Good morning, The situation that arose pertained to leaving a scented candle burning after cleaning with the intent of having my Wife return home to a clean, relaxing/serene environment and then departing to pick up our daughter. My Wife came home and discovered the candle and was appalled at my carelessness(understandable!) When I returned home i was confronted with the situation and my mistake--which fortunately did not create any dire consequences. Instead of OWNING IT... my reaction was snarky and flippant--i reacted vs responding.
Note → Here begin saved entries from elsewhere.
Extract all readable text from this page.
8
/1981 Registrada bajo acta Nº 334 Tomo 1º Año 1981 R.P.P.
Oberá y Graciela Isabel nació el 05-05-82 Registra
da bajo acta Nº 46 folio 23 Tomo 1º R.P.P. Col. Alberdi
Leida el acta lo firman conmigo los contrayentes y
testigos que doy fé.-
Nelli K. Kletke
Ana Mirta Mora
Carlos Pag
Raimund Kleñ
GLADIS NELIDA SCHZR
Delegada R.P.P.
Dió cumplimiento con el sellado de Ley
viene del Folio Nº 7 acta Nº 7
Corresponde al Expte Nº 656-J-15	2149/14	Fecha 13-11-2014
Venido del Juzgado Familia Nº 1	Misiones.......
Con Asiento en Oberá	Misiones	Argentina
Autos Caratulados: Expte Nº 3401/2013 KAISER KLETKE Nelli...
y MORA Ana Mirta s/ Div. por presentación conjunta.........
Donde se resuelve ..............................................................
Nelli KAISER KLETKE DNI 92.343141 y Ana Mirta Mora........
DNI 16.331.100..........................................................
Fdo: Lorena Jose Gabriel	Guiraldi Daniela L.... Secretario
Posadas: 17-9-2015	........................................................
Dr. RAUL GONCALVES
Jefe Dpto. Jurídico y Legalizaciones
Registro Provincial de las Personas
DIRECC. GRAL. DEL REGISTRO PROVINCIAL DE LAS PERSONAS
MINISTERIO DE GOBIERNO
i've since apologized, however, i also understand that an apology without effort to change is NOT an apology. This is also a recurring problem--yes, lessons are repeated until they are learned--so i am taking a HARD look at myself and trying to address this problem. After reflection and processing as well as a sleepless night researching, i came to the conclusion that it's my EGO that is the problem. And i'm saddened that my actions erode the TRUST, RESPECT and DEVOTION that i'm trying to construct. While my Wife, is AMAZING, i don't want to add to Her plate, and want to make sure that i'm doing the work on my end.
If Y/you have dealt with this in your relationships, please share any insights or experiences that Y/you feel might be constructive. Thank you!
mark
I’ve done similar things that I meant well in doing but turned out to be bad ideas. The important thing for me to realize was that my wife is giving me a daily gift of being my Mistress. Without her, there’s nothing. It’s what I’ve always wanted and so I had to come to grips when she goes off in an unexpected way. I love every day with my wife.
@agentstix Thank you for your response, @agentstix! i greatly appreciate the 'gentle reminder' that She is the center of my universe and that i need to HONOR the gift of Her, in a way that speaks to Her heart. Thank you once more @agentstix!